Angiotensin-converting enzyme 2 (ACE2) is the cellular receptor for the Severe Acute Respiratory Syndrome Coronavirus 2 (SARS-CoV-2) that is engendering the severe coronavirus disease 2019 (COVID-19) pandemic. The spike (S) protein receptor-binding domain (RBD) of SARS-CoV-2 binds to the three sub-domains viz. amino acids (aa) 22-42, aa 79-84, and aa 330-393 of ACE2 on human cells to initiate entry. It was reported earlier that the receptor utilization capacity of ACE2 proteins from different species, such as cats, chimpanzees, dogs, and cattle, are different. A comprehensive analysis of ACE2 receptors of nineteen species was carried out in this study, and the findings propose a possible SARS-CoV-2 transmission flow across these nineteen species.

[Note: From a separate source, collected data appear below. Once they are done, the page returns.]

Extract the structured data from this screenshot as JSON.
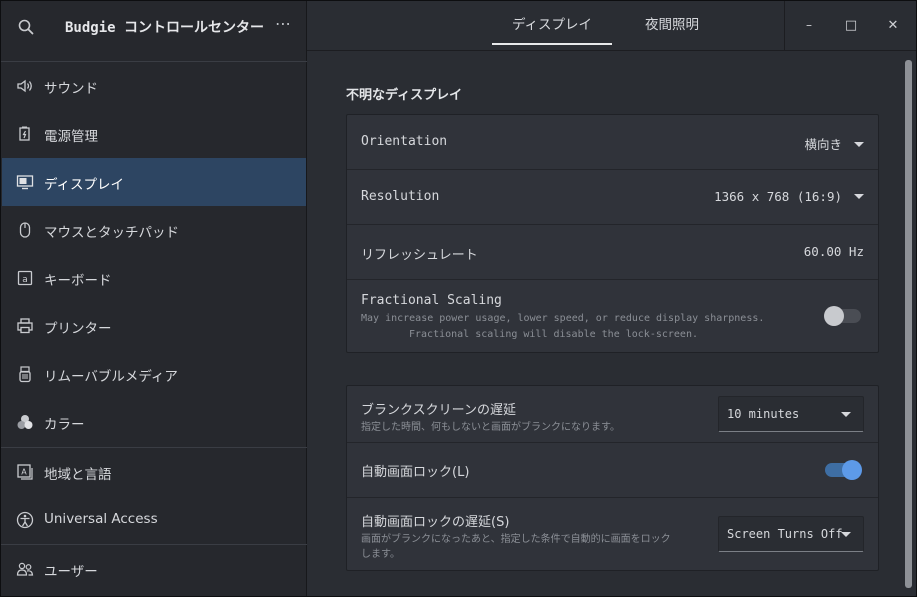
{
  "sidebar": {
    "title": "Budgie コントロールセンター",
    "more": "⋯",
    "items": [
      {
        "label": "サウンド",
        "icon": "speaker-icon"
      },
      {
        "label": "電源管理",
        "icon": "power-icon"
      },
      {
        "label": "ディスプレイ",
        "icon": "display-icon"
      },
      {
        "label": "マウスとタッチパッド",
        "icon": "mouse-icon"
      },
      {
        "label": "キーボード",
        "icon": "keyboard-icon"
      },
      {
        "label": "プリンター",
        "icon": "printer-icon"
      },
      {
        "label": "リムーバブルメディア",
        "icon": "removable-media-icon"
      },
      {
        "label": "カラー",
        "icon": "color-icon"
      },
      {
        "label": "地域と言語",
        "icon": "region-language-icon"
      },
      {
        "label": "Universal Access",
        "icon": "accessibility-icon"
      },
      {
        "label": "ユーザー",
        "icon": "users-icon"
      }
    ],
    "active_index": 2
  },
  "header": {
    "tabs": [
      {
        "label": "ディスプレイ",
        "active": true
      },
      {
        "label": "夜間照明",
        "active": false
      }
    ],
    "window_buttons": {
      "minimize": "–",
      "maximize": "□",
      "close": "✕"
    }
  },
  "display": {
    "section_title": "不明なディスプレイ",
    "orientation": {
      "label": "Orientation",
      "value": "横向き"
    },
    "resolution": {
      "label": "Resolution",
      "value": "1366 x 768 (16:9)"
    },
    "refresh": {
      "label": "リフレッシュレート",
      "value": "60.00 Hz"
    },
    "fractional": {
      "label": "Fractional Scaling",
      "desc1": "May increase power usage, lower speed, or reduce display sharpness.",
      "desc2": "Fractional scaling will disable the lock-screen.",
      "enabled": false
    }
  },
  "screen": {
    "blank": {
      "label": "ブランクスクリーンの遅延",
      "desc": "指定した時間、何もしないと画面がブランクになります。",
      "value": "10 minutes"
    },
    "autolock": {
      "label": "自動画面ロック(L)",
      "enabled": true
    },
    "lockdelay": {
      "label": "自動画面ロックの遅延(S)",
      "desc1": "画面がブランクになったあと、指定した条件で自動的に画面をロック",
      "desc2": "します。",
      "value": "Screen Turns Off"
    }
  },
  "colors": {
    "accent": "#5d9ae8",
    "active_row": "#2d4562"
  }
}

Notable sequence homology of the ORF10 protein introspects the architecture of SARS-COV-2 (preprint)

The global public health is endangered due to COVID-19 pandemic, which is caused by Severe Acute Respiratory Syndrome Coronavirus-2 (SARS-CoV-2). Despite having similar pathology to MERS and SARS-CoV, the infection fatality rate of SARS-CoV-2 is likely lower than 1%. SARS-CoV-2 has been reported to be uniquely characterized by the accessory protein ORF10, which contains eleven cytotoxic T lymphocyte (CTL) epitopes of nine amino acids length each, across various human leukocyte antigen (HLA) subtypes. In this study, all missense mutations found in sequence databases were examined across twnety-two unique SARS-CoV-2 ORF10 variants that could possibly alter viral pathogenicity. Some of these mutations decrease the stability of ORF10, e.g. I4L and V6I were found in the MoRF region of ORF10 which may also possibly contribute to Intrinsic protein disorder. Furthermore, a physicochemical and structural comparative analysis was carried out on SARS-CoV-2 and Pangolin-CoV ORF10 proteins, which share 97.37% amino acid homology. The high degree of physicochemical and structural similarity of ORF10 proteins of SARS-CoV-2 and Pangolin-CoV open questions about the architecture of SARS-CoV-2 due to the disagreement of these two ORF10 proteins over their sub-structure (loop/coil region), solubility, antigenicity and change from the strand to coil at amino acid position 26, where tyrosine is present. Altogether, SARS-CoV-2 ORF10 is a promising pharmaceutical target and a protein which should be monitored for changes which correlate to change pathogenesis and clinical course of COVID-19 infection.